The contract, worth RO124 million ($322 million), is for a 45-km-long stretch of the 265-km long-highway. Other bidding firms included Larsen & Toubro, Sarooj Construction Company, Federici-Stirling Batco, Nagarjuna Construction, Ozkar Construction Company and Makyol Gulf.
The expressway will have four lanes on each side, in addition to interchanges, flyovers and underpasses, leading to different wilayats along the way, according to sources at the Ministry of Transport and Communication.
The sixth package will take a minimum of two years to complete.
The estimated RO1-billion ($2.597 billion) Batinah Expressway project is divided into six packages, several of which have been awarded. The first package linking Barka with Suwaiq was bagged by Galfar Engineering and the third package by Simplex Infrastructures. The second was recently retendered, after the ministry cancelled a contract awarded to a consortium of Malaysian construction firm WCT Engineering and Oman Roads Engineering Company.

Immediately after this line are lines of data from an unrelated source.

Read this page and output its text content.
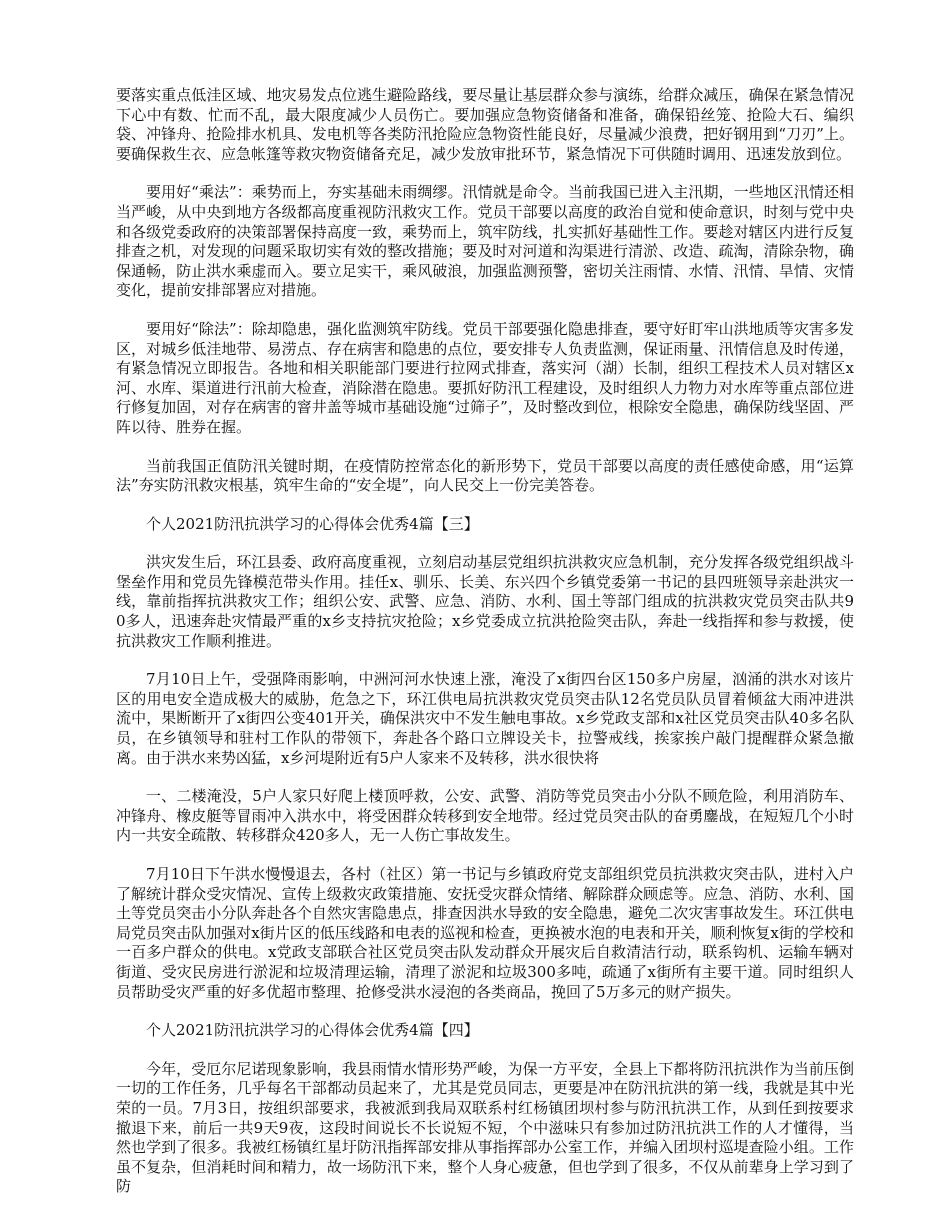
要落实重点低洼区域、地灾易发点位逃生避险路线，要尽量让基层群众参与演练，给群众减压，确保在紧急情况下心中有数、忙而不乱，最大限度减少人员伤亡。要加强应急物资储备和准备，确保铅丝笼、抢险大石、编织袋、冲锋舟、抢险排水机具、发电机等各类防汛抢险应急物资性能良好，尽量减少浪费，把好钢用到“刀刃”上。要确保救生衣、应急帐篷等救灾物资储备充足，减少发放审批环节，紧急情况下可供随时调用、迅速发放到位。

要用好“乘法”：乘势而上，夯实基础未雨绸缪。汛情就是命令。当前我国已进入主汛期，一些地区汛情还相当严峻，从中央到地方各级都高度重视防汛救灾工作。党员干部要以高度的政治自觉和使命意识，时刻与党中央和各级党委政府的决策部署保持高度一致，乘势而上，筑牢防线，扎实抓好基础性工作。要趁对辖区内进行反复排查之机，对发现的问题采取切实有效的整改措施；要及时对河道和沟渠进行清淤、改造、疏淘，清除杂物，确保通畅，防止洪水乘虚而入。要立足实干，乘风破浪，加强监测预警，密切关注雨情、水情、汛情、旱情、灾情变化，提前安排部署应对措施。

要用好“除法”：除却隐患，强化监测筑牢防线。党员干部要强化隐患排查，要守好盯牢山洪地质等灾害多发区，对城乡低洼地带、易涝点、存在病害和隐患的点位，要安排专人负责监测，保证雨量、汛情信息及时传递，有紧急情况立即报告。各地和相关职能部门要进行拉网式排查，落实河（湖）长制，组织工程技术人员对辖区x河、水库、渠道进行汛前大检查，消除潜在隐患。要抓好防汛工程建设，及时组织人力物力对水库等重点部位进行修复加固，对存在病害的窨井盖等城市基础设施“过筛子”，及时整改到位，根除安全隐患，确保防线坚固、严阵以待、胜券在握。

当前我国正值防汛关键时期，在疫情防控常态化的新形势下，党员干部要以高度的责任感使命感，用“运算法”夯实防汛救灾根基，筑牢生命的“安全堤”，向人民交上一份完美答卷。

个人2021防汛抗洪学习的心得体会优秀4篇【三】

洪灾发生后，环江县委、政府高度重视，立刻启动基层党组织抗洪救灾应急机制，充分发挥各级党组织战斗堡垒作用和党员先锋模范带头作用。挂任x、驯乐、长美、东兴四个乡镇党委第一书记的县四班领导亲赴洪灾一线，靠前指挥抗洪救灾工作；组织公安、武警、应急、消防、水利、国土等部门组成的抗洪救灾党员突击队共90多人，迅速奔赴灾情最严重的x乡支持抗灾抢险；x乡党委成立抗洪抢险突击队，奔赴一线指挥和参与救援，使抗洪救灾工作顺利推进。

7月10日上午，受强降雨影响，中洲河河水快速上涨，淹没了x街四台区150多户房屋，汹涌的洪水对该片区的用电安全造成极大的威胁，危急之下，环江供电局抗洪救灾党员突击队12名党员队员冒着倾盆大雨冲进洪流中，果断断开了x街四公变401开关，确保洪灾中不发生触电事故。x乡党政支部和x社区党员突击队40多名队员，在乡镇领导和驻村工作队的带领下，奔赴各个路口立牌设关卡，拉警戒线，挨家挨户敲门提醒群众紧急撤离。由于洪水来势凶猛，x乡河堤附近有5户人家来不及转移，洪水很快将

一、二楼淹没，5户人家只好爬上楼顶呼救，公安、武警、消防等党员突击小分队不顾危险，利用消防车、冲锋舟、橡皮艇等冒雨冲入洪水中，将受困群众转移到安全地带。经过党员突击队的奋勇鏖战，在短短几个小时内一共安全疏散、转移群众420多人，无一人伤亡事故发生。

7月10日下午洪水慢慢退去，各村（社区）第一书记与乡镇政府党支部组织党员抗洪救灾突击队，进村入户了解统计群众受灾情况、宣传上级救灾政策措施、安抚受灾群众情绪、解除群众顾虑等。应急、消防、水利、国土等党员突击小分队奔赴各个自然灾害隐患点，排查因洪水导致的安全隐患，避免二次灾害事故发生。环江供电局党员突击队加强对x街片区的低压线路和电表的巡视和检查，更换被水泡的电表和开关，顺利恢复x街的学校和一百多户群众的供电。x党政支部联合社区党员突击队发动群众开展灾后自救清洁行动，联系钩机、运输车辆对街道、受灾民房进行淤泥和垃圾清理运输，清理了淤泥和垃圾300多吨，疏通了x街所有主要干道。同时组织人员帮助受灾严重的好多优超市整理、抢修受洪水浸泡的各类商品，挽回了5万多元的财产损失。

个人2021防汛抗洪学习的心得体会优秀4篇【四】

今年，受厄尔尼诺现象影响，我县雨情水情形势严峻，为保一方平安，全县上下都将防汛抗洪作为当前压倒一切的工作任务，几乎每名干部都动员起来了，尤其是党员同志，更要是冲在防汛抗洪的第一线，我就是其中光荣的一员。7月3日，按组织部要求，我被派到我局双联系村红杨镇团坝村参与防汛抗洪工作，从到任到按要求撤退下来，前后一共9天9夜，这段时间说长不长说短不短，个中滋味只有参加过防汛抗洪工作的人才懂得，当然也学到了很多。我被红杨镇红星圩防汛指挥部安排从事指挥部办公室工作，并编入团坝村巡堤查险小组。工作虽不复杂，但消耗时间和精力，故一场防汛下来，整个人身心疲惫，但也学到了很多，不仅从前辈身上学习到了防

For design purposes, the whole project is divided into three packages. US-based multinational consultant Parsons International designed the first and second sections of the carriageway, which together account for a 180-km section, while Turkey’s Bosphorous Technical Consulting Corporation (Botek) is providing the consultancy services for the remaining 85-km stretch of the road project.
The expressway is one of the biggest road projects in the country that extends Muscat Expressway all the way to the Oman-UAE border of Khatmat Malaha. Vital for developing the economic potential centred around the Sohar Industrial Port and special economic zone, the route is expected to reduce the travel time between Muscat and the UAE border at least by an hour.